One of the original aims of white settlement of Bathurst was the testing of various farming methods and crops. As part of this process, two parcels of land were subsequently set aside for ‘experimental farming’.

One was close to the river as these crops would need irrigation. This site is now where Morse Park is. The other site (known for a time as ‘top farm’ then as ‘the experiment farm’) occupied a huge area of land centred on what is now CSU.

In 1895 when these farming activities were growing in significance, there were few, if any, farm buildings on the land and the headquarters for the enterprise was Logan Brae.

top-farmThis is a mansion in Busby St South Bathurst.

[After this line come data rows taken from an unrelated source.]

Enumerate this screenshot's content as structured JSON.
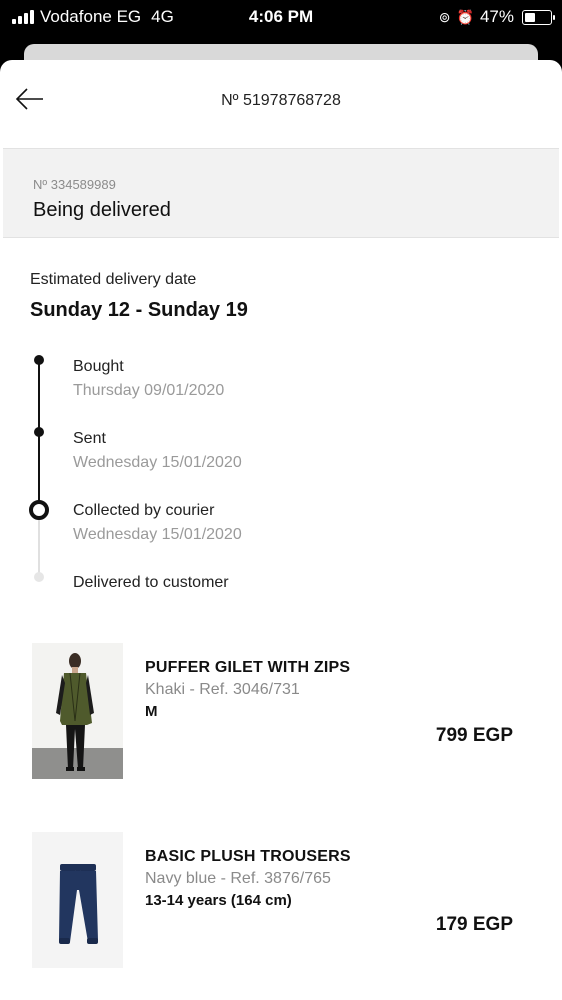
{
  "status_bar": {
    "carrier": "Vodafone EG",
    "network": "4G",
    "time": "4:06 PM",
    "battery": "47%",
    "battery_level": 0.47
  },
  "header": {
    "back_icon": "arrow-left-icon",
    "title": "Nº 51978768728"
  },
  "order_status": {
    "number": "Nº 334589989",
    "text": "Being delivered"
  },
  "delivery": {
    "label": "Estimated delivery date",
    "date": "Sunday 12 - Sunday 19"
  },
  "timeline": [
    {
      "label": "Bought",
      "date": "Thursday 09/01/2020",
      "state": "done"
    },
    {
      "label": "Sent",
      "date": "Wednesday 15/01/2020",
      "state": "done"
    },
    {
      "label": "Collected by courier",
      "date": "Wednesday 15/01/2020",
      "state": "current"
    },
    {
      "label": "Delivered to customer",
      "date": "",
      "state": "pending"
    }
  ],
  "products": [
    {
      "name": "PUFFER GILET WITH ZIPS",
      "ref": "Khaki - Ref. 3046/731",
      "size": "M",
      "price": "799 EGP",
      "image_icon": "khaki-gilet-photo"
    },
    {
      "name": "BASIC PLUSH TROUSERS",
      "ref": "Navy blue - Ref. 3876/765",
      "size": "13-14 years (164 cm)",
      "price": "179 EGP",
      "image_icon": "navy-trousers-photo"
    }
  ],
  "colors": {
    "accent": "#111111",
    "muted": "#9a9a9a",
    "status_bg": "#f2f2f2"
  }
}
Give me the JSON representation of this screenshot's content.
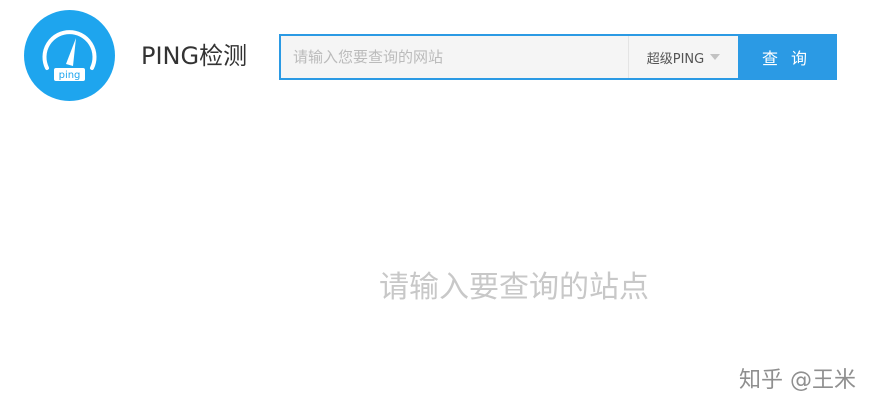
{
  "header": {
    "logo_label": "ping",
    "title": "PING检测"
  },
  "search": {
    "placeholder": "请输入您要查询的网站",
    "value": "",
    "mode_selected": "超级PING",
    "submit_label": "查 询"
  },
  "main": {
    "empty_hint": "请输入要查询的站点"
  },
  "watermark": "知乎 @王米",
  "colors": {
    "accent": "#2b9ae4",
    "logo_bg": "#1ea5ee",
    "hint_text": "#c8c8c8"
  },
  "icons": [
    "speedometer-icon",
    "caret-down-icon"
  ]
}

A manager’s house and outbuildings were erected on ‘top farm’ starting c1901. Many of these are still to be seen at the rear of CSU.

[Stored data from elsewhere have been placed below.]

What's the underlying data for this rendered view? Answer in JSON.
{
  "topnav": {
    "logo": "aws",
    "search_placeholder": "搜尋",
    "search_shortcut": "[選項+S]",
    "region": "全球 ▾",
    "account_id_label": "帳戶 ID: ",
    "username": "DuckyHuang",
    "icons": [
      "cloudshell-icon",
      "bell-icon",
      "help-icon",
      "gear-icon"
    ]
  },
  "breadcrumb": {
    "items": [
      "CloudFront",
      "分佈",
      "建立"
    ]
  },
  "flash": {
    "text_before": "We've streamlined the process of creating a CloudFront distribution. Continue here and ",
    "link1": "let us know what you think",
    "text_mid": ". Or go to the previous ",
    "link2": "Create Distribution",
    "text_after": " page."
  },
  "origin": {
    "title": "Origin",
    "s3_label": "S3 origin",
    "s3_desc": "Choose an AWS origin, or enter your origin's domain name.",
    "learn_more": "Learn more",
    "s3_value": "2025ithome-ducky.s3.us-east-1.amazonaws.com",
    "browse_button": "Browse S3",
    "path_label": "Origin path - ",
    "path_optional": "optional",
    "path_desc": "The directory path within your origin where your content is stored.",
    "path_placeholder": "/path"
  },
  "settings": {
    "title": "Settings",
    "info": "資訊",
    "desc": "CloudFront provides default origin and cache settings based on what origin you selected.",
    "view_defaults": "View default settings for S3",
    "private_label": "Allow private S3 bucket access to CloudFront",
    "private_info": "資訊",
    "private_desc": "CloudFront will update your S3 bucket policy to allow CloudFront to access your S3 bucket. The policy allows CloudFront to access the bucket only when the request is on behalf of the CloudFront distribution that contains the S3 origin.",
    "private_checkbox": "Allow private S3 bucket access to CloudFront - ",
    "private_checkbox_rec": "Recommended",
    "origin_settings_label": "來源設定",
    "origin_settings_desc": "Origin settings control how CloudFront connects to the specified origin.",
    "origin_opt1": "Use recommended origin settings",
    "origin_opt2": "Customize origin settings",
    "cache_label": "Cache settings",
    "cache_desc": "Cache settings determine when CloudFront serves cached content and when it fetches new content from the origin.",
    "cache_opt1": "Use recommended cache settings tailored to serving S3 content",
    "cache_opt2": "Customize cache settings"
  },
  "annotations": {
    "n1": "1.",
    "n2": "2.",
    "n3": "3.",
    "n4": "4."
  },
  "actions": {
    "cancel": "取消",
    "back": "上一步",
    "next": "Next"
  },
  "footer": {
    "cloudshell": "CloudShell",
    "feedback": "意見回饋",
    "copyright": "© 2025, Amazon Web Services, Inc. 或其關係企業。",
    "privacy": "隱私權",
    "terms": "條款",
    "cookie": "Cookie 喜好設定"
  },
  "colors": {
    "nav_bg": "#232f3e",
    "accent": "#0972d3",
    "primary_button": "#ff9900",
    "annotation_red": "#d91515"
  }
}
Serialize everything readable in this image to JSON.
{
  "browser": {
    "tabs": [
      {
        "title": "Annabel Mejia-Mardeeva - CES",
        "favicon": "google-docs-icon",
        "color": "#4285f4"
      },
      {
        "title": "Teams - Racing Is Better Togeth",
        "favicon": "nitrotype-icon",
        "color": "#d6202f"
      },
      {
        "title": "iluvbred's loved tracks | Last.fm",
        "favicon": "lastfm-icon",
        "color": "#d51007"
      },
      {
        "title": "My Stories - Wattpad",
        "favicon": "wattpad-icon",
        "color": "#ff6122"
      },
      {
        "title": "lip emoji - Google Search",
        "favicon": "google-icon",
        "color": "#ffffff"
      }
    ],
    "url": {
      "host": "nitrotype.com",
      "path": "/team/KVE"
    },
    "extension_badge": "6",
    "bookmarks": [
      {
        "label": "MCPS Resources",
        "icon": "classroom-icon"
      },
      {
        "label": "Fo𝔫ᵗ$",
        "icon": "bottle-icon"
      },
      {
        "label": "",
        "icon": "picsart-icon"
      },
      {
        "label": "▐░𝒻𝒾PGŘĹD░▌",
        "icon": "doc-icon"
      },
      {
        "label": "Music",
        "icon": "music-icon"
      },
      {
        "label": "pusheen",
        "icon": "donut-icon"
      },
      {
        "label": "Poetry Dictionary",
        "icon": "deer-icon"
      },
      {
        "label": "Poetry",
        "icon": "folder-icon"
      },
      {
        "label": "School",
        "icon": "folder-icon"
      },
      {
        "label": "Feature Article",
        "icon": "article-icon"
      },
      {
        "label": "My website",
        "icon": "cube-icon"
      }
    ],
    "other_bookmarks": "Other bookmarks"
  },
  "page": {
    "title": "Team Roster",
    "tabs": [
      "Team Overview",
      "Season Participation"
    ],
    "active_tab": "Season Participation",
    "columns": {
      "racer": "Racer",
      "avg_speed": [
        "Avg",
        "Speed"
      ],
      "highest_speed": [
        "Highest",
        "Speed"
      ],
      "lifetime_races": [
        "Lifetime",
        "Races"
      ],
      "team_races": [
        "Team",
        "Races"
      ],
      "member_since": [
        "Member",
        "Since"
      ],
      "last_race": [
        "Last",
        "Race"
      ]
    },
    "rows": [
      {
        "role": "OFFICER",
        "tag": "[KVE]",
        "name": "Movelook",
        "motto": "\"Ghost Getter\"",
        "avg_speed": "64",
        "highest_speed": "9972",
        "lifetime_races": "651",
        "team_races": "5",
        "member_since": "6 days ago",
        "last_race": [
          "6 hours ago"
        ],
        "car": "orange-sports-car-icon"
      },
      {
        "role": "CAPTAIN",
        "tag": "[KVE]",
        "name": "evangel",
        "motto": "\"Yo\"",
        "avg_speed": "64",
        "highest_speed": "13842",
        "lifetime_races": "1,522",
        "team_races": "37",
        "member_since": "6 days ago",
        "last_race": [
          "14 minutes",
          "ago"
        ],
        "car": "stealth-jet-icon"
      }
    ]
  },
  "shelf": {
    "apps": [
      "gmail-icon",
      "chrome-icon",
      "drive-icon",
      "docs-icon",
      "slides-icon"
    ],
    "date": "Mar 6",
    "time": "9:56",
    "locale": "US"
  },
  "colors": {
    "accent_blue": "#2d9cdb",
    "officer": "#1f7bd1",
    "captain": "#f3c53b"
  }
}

The irrigation farm grew vegetables, lucerne and tobacco. Irrigation channels apparently were cut in through lower Durham Street from the river and across the fields towards what is now the showground. A drying shed for the tobacco operated near what is now Kendall Avenue.

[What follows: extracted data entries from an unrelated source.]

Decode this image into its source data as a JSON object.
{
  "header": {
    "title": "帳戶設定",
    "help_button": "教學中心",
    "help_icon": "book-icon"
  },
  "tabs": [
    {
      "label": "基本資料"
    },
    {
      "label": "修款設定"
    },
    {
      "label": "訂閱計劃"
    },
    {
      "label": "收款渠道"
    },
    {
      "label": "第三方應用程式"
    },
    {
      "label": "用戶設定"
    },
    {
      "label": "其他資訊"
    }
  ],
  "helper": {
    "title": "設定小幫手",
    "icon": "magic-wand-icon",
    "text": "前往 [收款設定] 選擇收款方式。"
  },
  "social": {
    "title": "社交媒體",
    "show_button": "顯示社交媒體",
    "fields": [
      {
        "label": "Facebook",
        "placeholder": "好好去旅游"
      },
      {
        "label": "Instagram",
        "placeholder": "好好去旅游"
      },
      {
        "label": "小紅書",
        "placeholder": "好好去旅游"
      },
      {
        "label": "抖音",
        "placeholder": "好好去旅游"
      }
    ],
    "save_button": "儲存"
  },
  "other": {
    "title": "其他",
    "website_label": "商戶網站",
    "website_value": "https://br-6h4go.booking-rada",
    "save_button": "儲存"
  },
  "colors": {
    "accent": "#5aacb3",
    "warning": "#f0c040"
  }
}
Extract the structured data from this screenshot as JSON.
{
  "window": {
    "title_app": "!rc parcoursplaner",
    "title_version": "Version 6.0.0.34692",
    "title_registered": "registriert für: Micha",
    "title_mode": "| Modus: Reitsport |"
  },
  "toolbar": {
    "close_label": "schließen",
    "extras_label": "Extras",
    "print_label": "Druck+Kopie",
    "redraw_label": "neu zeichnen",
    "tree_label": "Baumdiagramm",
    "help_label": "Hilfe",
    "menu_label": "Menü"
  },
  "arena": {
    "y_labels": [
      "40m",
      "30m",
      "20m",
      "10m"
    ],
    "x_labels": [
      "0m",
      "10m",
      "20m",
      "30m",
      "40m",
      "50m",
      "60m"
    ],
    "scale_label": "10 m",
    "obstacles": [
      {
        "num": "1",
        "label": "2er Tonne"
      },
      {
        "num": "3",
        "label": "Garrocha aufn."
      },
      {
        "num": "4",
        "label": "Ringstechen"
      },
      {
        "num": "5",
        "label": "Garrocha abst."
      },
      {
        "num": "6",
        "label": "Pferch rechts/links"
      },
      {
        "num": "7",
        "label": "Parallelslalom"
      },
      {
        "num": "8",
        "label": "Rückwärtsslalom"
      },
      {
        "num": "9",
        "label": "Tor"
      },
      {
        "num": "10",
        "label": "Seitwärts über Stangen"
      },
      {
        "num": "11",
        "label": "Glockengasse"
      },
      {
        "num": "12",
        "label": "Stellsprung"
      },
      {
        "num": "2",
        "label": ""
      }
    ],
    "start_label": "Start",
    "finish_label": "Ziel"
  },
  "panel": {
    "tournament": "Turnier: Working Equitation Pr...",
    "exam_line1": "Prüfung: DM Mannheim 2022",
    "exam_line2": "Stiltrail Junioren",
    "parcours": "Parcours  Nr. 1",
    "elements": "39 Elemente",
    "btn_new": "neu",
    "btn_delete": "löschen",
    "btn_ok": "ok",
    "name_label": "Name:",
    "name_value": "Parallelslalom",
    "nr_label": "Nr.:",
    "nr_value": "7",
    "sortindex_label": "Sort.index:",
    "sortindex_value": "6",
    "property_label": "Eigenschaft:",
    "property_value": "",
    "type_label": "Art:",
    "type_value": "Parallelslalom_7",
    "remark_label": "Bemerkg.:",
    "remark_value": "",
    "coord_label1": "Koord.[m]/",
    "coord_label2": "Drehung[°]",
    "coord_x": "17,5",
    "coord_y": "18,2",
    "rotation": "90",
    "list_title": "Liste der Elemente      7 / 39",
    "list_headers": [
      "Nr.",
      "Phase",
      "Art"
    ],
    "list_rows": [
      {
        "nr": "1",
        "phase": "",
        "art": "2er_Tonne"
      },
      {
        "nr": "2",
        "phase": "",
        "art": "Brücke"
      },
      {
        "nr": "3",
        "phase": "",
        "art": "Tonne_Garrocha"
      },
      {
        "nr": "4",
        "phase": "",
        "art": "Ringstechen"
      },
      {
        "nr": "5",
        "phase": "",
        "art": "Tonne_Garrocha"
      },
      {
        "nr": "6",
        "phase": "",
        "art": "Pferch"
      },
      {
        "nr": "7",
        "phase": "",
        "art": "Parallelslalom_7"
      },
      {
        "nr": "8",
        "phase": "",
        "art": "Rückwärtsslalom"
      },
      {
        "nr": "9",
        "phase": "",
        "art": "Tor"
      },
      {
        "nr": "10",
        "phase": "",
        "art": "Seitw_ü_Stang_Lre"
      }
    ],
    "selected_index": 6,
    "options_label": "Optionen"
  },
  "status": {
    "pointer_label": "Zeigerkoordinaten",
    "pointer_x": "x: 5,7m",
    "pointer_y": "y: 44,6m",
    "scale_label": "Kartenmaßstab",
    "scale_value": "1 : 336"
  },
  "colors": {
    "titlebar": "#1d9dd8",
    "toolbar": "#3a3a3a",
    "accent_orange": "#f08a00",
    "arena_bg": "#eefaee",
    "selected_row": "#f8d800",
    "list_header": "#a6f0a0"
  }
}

It was used in later decades by the Rugby club. In 1952, the Department of Agriculture gave up their lease on that land and Council returned it to recreational use as Morse Park.

The ‘top farm’ became known as the Agricultural Research Station and gradually shed land to bodies such as South Bathurst and Carenne schools, CSU, Forestry Commission, Central Mapping Authority, TAFE and St Stanislaus College (which goes to show the massive extent of the land there in the first place).

This farm concentrated on trialling orchard crops, barley, maize and lucerne.

There is now some discussion about future uses for what remains of this experiment farm and its buildings.